With Monday’s start to the Major League Draft bearing down, Lee looked back on his fifth winning season in the past seven with a measure of disappointment.
“I still think it’s underachieving when you need to set the bar high,” Lee said, “and we definitely underachieved from an offensive standpoint, which made us underachieve as a whole. You can’t be satisfied with finishing a game over .500, but we did.”
Cal Poly (27-26) made half a case for a second Division I postseason berth in program history.
The Mustangs were 7-4 against top-25 teams. They finished third in the highly respected Big West Conference. They started pitchers with enough experience and savvy to compete with the best and brought in relievers with enough stuff to slam the door.
But in a year where new mandatory BBCOR bats helped curb offense around the nation, Cal Poly’s pitching staff couldn’t afford to give up five runs or its offense couldn’t keep up.
Of the Mustangs’ 27 victories, only one came when allowing more than four runs.
The team hit .254 as a whole, and only two regulars had batting averages better than .300. Home runs were down from 49 to 22 compared to 2010, when Cal Poly had six batters over .320.
“We didn’t have the consistency with our offense,” Lee said. “Some of that was due to injuries, but you can’t put everything on that when it came to our offense. We just didn’t really swing the bat well for the majority of our season. Rarely were we able to put up runs in bunches.”
After starting the season 0-6, the injuries were hard to ignore.
Junior infielder Matt Jensen, a former freshman All-American at second base and an invitee to last year’s Team USA baseball tryouts, was bothered by a preseason wrist injury that eventually landed him on the bench for a few weeks.

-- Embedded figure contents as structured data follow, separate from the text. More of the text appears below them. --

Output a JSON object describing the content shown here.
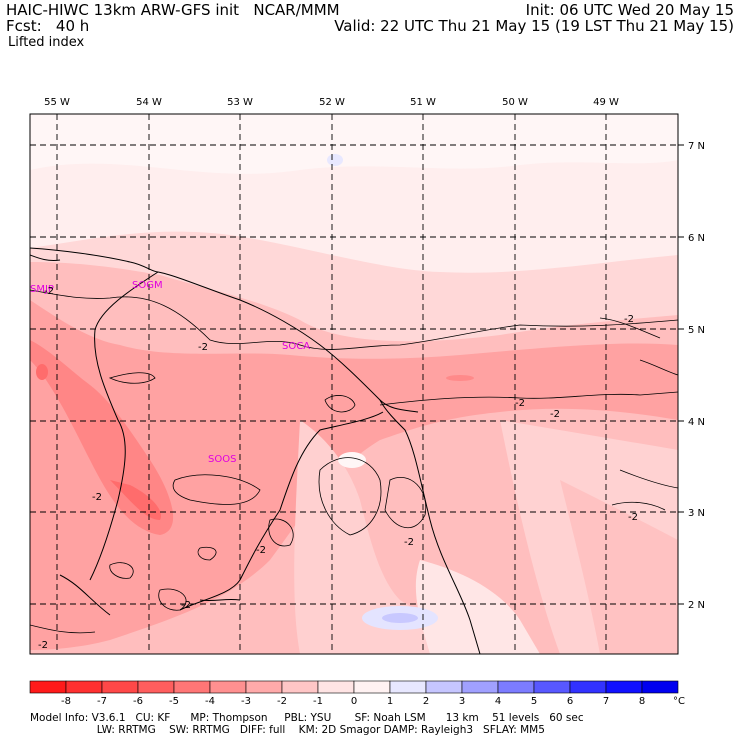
{
  "header": {
    "line1_left": "HAIC-HIWC 13km ARW-GFS init   NCAR/MMM",
    "line2_left": "Fcst:   40 h",
    "line1_right": "Init: 06 UTC Wed 20 May 15",
    "line2_right": "Valid: 22 UTC Thu 21 May 15 (19 LST Thu 21 May 15)",
    "field_name": "Lifted index"
  },
  "map": {
    "lon_labels": [
      "55 W",
      "54 W",
      "53 W",
      "52 W",
      "51 W",
      "50 W",
      "49 W"
    ],
    "lat_labels": [
      "7 N",
      "6 N",
      "5 N",
      "4 N",
      "3 N",
      "2 N"
    ],
    "stations": [
      {
        "id": "SMJP"
      },
      {
        "id": "SOGM"
      },
      {
        "id": "SOCA"
      },
      {
        "id": "SOOS"
      }
    ],
    "contour_labels": [
      "-2",
      "-2",
      "-2",
      "-2",
      "-2",
      "-2",
      "-2",
      "-2",
      "-2",
      "-2",
      "-2"
    ]
  },
  "colorbar": {
    "ticks": [
      "-8",
      "-7",
      "-6",
      "-5",
      "-4",
      "-3",
      "-2",
      "-1",
      "0",
      "1",
      "2",
      "3",
      "4",
      "5",
      "6",
      "7",
      "8"
    ],
    "unit": "°C",
    "colors": [
      "#ff1a1a",
      "#ff3030",
      "#ff4848",
      "#ff5e5e",
      "#ff7676",
      "#ff9090",
      "#ffaaaa",
      "#ffc6c6",
      "#ffe4e4",
      "#fff2f2",
      "#e8e8ff",
      "#c6c6ff",
      "#a0a0ff",
      "#7c7cff",
      "#5858ff",
      "#3232ff",
      "#1010ff",
      "#0000f0"
    ]
  },
  "model_info": {
    "line1": "Model Info: V3.6.1   CU: KF      MP: Thompson     PBL: YSU       SF: Noah LSM      13 km    51 levels   60 sec",
    "line2": "                    LW: RRTMG    SW: RRTMG   DIFF: full    KM: 2D Smagor DAMP: Rayleigh3   SFLAY: MM5"
  }
}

Shortstop Mike Miller got off to a hot start, batting over .400, before a hand injury sidelined him. Miller came back but was forced out again by a mysterious illness that caused severe flu-like symptoms. He finished the season batting .306.
Freshman first baseman Tim Wise, second baseman Denver Chavez and third baseman Evan Busby all spent time on the injured list, too.
Just when the lineup began to normalize and the Mustangs capped a seven-game winning streak by taking two of three from eventual Big West champion Cal State Fullerton, center fielder Bobby Crocker, the team’s offensive catalyst, went down with a hamstring injury.
With the idea of making the postseason becoming more plausible, the Mustangs stumbled to a 9-9 record in their final 18 games.
“After two weeks of the season and seeing how our performance was on the field,” Lee said, “I didn’t know if we would be able to turn it around, and we did. Take out the first two weekends and the last weekend, and everything in between was pretty good.”
Now the focus shifts to the draft.
Crocker, a 6-foot-3, 230-pound junior with an attractive combination of size and speed, is expected to be the first Cal Poly player chosen and is likely to turn pro.
Junior closer Jeff Johnson could be the next to go after wielding a mid-90s fastball and devastating splitter to rack up 40 strikeouts in only 27 2⁄3 innings. Johnson missed a chunk of time with elbow tendinitis but still had a staff-leading 1.63 ERA.
Ace starter Mason Radeke, who went 8-4 with a 3.07 ERA and 95 strikeouts in 99 2⁄3 innings, is another junior who could be lured by a top-20 round selection.
And Jensen, though he finished batting only .209 with 13 RBI, has been on the scouting radar long enough in three injury-plagued seasons to be drafted on potential rather than results.
Combine those potential losses with the departure of seniors J.J. Thompson, D.J. Gentile, Steven Fischback, Eugene Wright and Frankie Reed, and Cal Poly will have a lot to replace next season.
More than 60 percent of the total innings pitched could be walking out the door, and those pitchers represent two out of every three victories and eight of nine saves.
The number of pitchers returning with more than five full innings of experience could be as few as four.
“Our main void will be replacing our pitchers,” Lee said. “It’s what group of pitchers will replace Radeke, Fischback, Frankie Reed and Jeff Johnson. They’re the main reason why we won ballgames this year.
“Your young players that got experience, you need them to come back at a higher level. We need everybody that was part of the equation this year to continue to get better and to come back at a much, much higher level than they were this year.”